Posted on: December 8, 2022

Lebanon Water Department Lead and Copper Round 2 Sampling

LeadCopper Water

In May 2022, the City of Lebanon Water Department changed the treatment of the drinking water system with the addition of a blended poly/ortho phosphate product to improve corrosion protection, lead and copper rule compliance, and sequester minerals. With this new addition, Federal regulations under the Safe Drinking Water Act (Lead and Copper Rule) require the collection of samples from a minimum of sixty (60) pre-qualified residences located in Lebanon and West Lebanon in two consecutive 6 month periods. 
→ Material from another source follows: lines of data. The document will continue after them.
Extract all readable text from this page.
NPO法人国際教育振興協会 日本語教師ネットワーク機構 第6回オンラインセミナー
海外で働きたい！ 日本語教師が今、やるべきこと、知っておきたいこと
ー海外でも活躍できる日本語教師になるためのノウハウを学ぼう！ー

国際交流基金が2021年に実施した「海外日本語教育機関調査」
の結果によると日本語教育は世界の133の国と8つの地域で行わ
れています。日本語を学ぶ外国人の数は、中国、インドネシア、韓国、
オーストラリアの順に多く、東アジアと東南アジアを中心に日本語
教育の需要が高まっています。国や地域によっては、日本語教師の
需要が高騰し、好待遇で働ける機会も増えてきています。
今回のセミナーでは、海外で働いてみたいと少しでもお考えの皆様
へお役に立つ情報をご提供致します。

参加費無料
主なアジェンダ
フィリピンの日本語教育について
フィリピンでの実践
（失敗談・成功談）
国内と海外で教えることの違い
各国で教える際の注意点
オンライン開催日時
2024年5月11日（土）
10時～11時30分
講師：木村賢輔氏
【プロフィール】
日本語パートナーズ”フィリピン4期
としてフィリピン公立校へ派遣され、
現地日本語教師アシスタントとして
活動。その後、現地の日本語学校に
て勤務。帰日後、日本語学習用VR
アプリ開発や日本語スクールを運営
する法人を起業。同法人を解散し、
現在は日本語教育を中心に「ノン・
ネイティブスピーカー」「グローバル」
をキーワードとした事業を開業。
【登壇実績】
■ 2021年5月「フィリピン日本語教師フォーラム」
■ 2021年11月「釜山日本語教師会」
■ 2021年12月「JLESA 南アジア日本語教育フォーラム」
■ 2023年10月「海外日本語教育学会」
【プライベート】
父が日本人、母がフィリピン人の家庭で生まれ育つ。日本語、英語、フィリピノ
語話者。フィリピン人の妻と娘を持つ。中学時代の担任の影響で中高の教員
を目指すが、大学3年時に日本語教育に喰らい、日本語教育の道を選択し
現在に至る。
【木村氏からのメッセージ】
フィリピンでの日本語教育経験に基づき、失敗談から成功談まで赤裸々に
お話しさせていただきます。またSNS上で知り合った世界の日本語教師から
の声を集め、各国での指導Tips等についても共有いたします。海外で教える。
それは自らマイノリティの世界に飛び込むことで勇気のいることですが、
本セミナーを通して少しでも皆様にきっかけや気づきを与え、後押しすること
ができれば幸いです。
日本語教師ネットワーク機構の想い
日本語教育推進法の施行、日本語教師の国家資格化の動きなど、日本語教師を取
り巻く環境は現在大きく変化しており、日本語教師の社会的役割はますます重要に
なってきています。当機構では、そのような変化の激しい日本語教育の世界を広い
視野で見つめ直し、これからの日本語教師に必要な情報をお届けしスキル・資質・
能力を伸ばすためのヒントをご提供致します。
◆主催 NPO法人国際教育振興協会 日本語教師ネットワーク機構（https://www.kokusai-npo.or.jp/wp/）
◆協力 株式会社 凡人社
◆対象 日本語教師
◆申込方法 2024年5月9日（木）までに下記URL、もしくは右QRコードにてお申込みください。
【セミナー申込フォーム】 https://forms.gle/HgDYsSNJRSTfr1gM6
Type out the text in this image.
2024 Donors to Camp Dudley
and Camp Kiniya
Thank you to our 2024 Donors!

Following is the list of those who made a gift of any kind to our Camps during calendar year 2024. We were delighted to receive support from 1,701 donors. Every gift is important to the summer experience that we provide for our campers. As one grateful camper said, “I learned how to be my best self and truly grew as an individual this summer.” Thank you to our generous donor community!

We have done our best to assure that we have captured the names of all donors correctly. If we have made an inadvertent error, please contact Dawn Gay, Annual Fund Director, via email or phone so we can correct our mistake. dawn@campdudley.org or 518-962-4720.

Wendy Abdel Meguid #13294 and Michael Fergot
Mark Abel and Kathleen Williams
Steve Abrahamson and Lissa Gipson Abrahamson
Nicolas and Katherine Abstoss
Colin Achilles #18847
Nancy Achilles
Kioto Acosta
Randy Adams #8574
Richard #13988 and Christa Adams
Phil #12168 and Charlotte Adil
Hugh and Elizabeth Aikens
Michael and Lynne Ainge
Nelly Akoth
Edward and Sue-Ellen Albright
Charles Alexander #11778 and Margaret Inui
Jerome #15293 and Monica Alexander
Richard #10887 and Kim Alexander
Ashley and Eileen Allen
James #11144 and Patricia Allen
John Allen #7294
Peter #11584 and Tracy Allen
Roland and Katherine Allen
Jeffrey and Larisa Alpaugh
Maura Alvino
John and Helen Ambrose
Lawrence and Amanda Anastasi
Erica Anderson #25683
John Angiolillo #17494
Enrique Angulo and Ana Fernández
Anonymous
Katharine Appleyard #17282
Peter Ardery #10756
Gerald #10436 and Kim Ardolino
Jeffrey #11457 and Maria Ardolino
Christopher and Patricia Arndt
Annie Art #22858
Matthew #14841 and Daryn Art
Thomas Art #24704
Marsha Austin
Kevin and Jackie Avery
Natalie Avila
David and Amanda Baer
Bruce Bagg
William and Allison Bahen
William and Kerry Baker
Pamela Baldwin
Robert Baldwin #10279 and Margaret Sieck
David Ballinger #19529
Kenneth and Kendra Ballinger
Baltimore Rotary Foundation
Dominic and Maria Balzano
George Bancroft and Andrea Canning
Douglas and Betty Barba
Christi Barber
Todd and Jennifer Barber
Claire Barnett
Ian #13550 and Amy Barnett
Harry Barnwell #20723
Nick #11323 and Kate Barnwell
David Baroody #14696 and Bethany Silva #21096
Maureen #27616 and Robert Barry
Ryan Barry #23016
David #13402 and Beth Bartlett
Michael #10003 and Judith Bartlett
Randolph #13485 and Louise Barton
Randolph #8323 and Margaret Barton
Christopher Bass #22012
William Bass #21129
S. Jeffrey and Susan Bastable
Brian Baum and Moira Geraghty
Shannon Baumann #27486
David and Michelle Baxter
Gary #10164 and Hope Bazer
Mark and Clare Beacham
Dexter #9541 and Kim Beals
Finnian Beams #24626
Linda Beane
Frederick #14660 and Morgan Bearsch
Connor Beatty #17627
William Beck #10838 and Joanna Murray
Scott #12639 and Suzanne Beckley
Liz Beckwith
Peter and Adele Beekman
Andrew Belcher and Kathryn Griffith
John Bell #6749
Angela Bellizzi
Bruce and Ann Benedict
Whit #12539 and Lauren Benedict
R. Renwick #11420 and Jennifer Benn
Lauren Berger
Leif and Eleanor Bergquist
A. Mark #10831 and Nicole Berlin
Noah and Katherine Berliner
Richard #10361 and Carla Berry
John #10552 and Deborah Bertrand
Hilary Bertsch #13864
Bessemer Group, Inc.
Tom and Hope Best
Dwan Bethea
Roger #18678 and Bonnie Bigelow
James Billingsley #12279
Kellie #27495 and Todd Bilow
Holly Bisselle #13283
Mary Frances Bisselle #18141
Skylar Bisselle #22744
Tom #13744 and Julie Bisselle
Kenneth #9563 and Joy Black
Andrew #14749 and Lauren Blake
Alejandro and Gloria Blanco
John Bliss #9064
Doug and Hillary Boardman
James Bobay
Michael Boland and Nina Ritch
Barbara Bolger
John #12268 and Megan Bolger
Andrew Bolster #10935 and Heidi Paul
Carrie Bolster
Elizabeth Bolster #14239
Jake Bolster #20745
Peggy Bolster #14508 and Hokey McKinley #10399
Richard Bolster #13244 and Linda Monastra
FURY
The first of the two sets of samples (2nd half of 2022) were collected and tested for Lead and Copper. Of the 63 residences tested for Lead, 44 results were below the value of <0.001 ppm and the 90th percentile for Lead was 0.002 mg/L (2 ppb). Significantly below the Action Level of 0.015 mg/L (15 ppb) set by the State of New Hampshire Department of Environmental Service and the Environmental Protection Agency. As for Copper results, the 90th percentile was 0.088 mg/L (8.8 ppb). Again, significantly below the Action Level of 1.30 mg/L (1300 ppb) set by the State of New Hampshire Department of Environmental Service and the Environmental Protection Agency. Compliance with the Lead and Copper Rule is when the 90-percent value of the samples collected are less than or equal to the Action Level values. The required second set of samples will be collected and tested in the 1st half of 2023. 

We recommend the following tips to keep any potential lead and/or copper out of the water you drink and use:

  • Most importantly, flushing your water is the simplest way to reduce exposure to lead or copper. When your water has been sitting for several hours, flush the tap until the water feels cold before use. 
  • Never use hot water from the faucet for drinking or cooking, especially when making baby formula.
  • Lead and/or copper cannot be removed by boiling. Boiling water for an extended time may concentrate these metals. 
  • Use cold water from your faucet for cooking and bring only to a boil as long as needed to prepare the food.